The biology of marginalization



    The government must take the initiative for an action plan to eradicate hepatitis C.

    Photo: Sturlason
    Photo: Sturlason

    All over the world, homeless people, persons with substance use disorders, prison inmates and sex workers are stigmatised and marginalised. Multiple overlapping risk factors and negative life events help reinforce social exclusion mechanisms, giving rise to extreme levels of morbidity and mortality among these groups even in high-income countries (1). Women are at particular risk. Social exclusion kills.

    Hepatitis is one of the biggest problems (2). Intravenous drug users have an especially high risk, and most of the users will be exposed to the infection after only a few years. Homelessness, incarceration and sex work increases the risk of infection. In Norway, HIV is a minor problem among intravenous drug users, but hepatitis C is common. In a study of 327 users of the programme that distributes free syringes in Oslo, one-half suffered from chronic hepatitis C. Three out of four had shared syringes, the same number had been in prison, and one-half of those who had injected drugs while in prison had shared syringes (3). In Norway, approximately 20–30 000 people have been infected with the hepatitis C virus. Of these, 70–80 % develop chronic hepatitis, which may cause cirrhosis, liver failure and hepatocellular carcinoma. An estimated 9 000 persons with experience of drug use live with untreated chronic hepatitis C (4).

    Globally, prisons are a hotbed of HIV and hepatitis infection (5). Inmates have poorer health, less access to preventive health services and higher risk of infection than the population in general. In Norway, inmates are permitted to use bleach to clean their drug-use equipment, but have no access to sterile syringes (which provide far better protection against infection) (6). The time of release and reintegration into society is a vulnerable period when the risk of infection is heightened. The risk of overdose and being forced into sex work is also higher (5). We have virtually no knowledge whatsoever on the health condition of sex workers in Norway.

    Blood is the main transmission route for hepatitis C (7). Sexual transmission occurs far more rarely, although there have been outbreaks in European cities among men who have sex with men, especially associated with having sex while under the influence of recreational drugs (so-called 'chemsex') (7, 8).

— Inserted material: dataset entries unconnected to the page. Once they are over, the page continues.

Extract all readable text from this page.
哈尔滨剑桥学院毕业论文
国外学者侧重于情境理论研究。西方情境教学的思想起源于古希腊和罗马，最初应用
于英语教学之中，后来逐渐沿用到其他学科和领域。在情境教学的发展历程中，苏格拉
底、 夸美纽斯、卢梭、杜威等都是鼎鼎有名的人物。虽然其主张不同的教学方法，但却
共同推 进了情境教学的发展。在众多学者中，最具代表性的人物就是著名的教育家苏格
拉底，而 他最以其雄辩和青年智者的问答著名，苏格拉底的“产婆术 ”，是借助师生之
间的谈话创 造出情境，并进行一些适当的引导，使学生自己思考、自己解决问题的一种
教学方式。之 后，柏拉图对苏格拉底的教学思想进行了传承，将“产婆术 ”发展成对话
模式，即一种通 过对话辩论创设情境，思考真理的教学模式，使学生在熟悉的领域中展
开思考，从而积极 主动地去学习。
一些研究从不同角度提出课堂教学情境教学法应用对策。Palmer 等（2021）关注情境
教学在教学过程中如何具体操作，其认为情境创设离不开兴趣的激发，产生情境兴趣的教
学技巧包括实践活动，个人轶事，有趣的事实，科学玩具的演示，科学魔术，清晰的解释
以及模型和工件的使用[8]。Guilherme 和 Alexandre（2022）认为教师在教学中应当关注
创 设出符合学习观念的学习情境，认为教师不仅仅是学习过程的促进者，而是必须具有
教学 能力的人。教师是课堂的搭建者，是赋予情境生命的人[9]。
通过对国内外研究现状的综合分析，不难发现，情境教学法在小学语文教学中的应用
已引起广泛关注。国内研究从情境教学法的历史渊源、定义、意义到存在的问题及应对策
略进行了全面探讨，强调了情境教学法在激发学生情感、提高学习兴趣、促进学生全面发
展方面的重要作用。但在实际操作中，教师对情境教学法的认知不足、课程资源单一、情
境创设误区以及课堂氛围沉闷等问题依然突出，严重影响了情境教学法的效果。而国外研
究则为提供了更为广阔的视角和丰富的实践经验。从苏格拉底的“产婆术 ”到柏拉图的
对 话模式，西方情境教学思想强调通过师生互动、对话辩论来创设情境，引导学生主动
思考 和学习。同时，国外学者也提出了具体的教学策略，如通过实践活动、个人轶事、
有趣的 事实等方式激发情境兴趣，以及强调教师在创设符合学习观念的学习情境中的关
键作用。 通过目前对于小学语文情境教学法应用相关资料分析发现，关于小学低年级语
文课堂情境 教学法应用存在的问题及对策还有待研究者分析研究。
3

    What must be done? Hepatitis C is a complex socio-medical problem that needs to be countered with integrated social and medical interventions. Social housing programmes must be combined with opioid agonist maintenance treatment (OAMT) into new measures, including preventive measures, such as distribution of drug-use equipment. Many small municipalities do not distribute sterile syringes. The number of individual users in these municipalities constitute a large group (9). Only a minority of the municipalities distribute clean filters and cooking utensils, although sharing such user equipment is likely to increase the risk of infection (10).

    Prevention and treatment must be seen as one: new direct-effect antiviral drugs for hepatitis C became available in 2014 (7). They have negligible adverse effects, and after taking the pills for 8–12 weeks, virtually all patients will be permanently virus-free. The cost of these drugs has been unreasonably high, but new agreements will enter into effect on 1 February 2018, with lower prices. The hospital trusts, which pay for these drugs, have therefore removed their restrictions on treatment, and patients of all ages and in all stages of the disease can now be treated. Treatment benefits not only the individual concerned, it is also a means of combatting the epidemic: the new drugs offer the hope that hepatitis C may be eradicated (11).

    Too little attention has been paid to the negative health effects of criminalising sex work, such as infection with HIV and hepatitis (12). Most likely, efforts to prevent infection in prisons – access to syringes, information campaigns, contact tracing and treatment of hepatitis – are a neglected opportunity. Having poorer access to infection prevention than the general population should not be used as an additional punishment (6). Now that the Storting has signalled a change in its anti-drug policies from punishment to treatment, those who seek help and are at risk of becoming addicted must be provided with help by the health services.

    In what other group would we have tolerated a similarly high prevalence of infection? Drug users are especially liable to fall between the cracks in the ever more subspecialised health services. However, could part of the reason be that hepatitis C has been a 'silent epidemic' among intravenous drug users, and has never become a major threat of infection to the general population?

    We urgently need coordinated efforts, prepared in consultation with the user organisations. We need to analyse our knowledge gaps on the situation in Norway with regard to infection, thus to steer research. We need to examine structural problems in the access to health services for marginalised groups. Not least, prevention and treatment must be seen as one whole. The government must take the initiative for an action plan to combat hepatitis C without delay. There is no reason for inaction.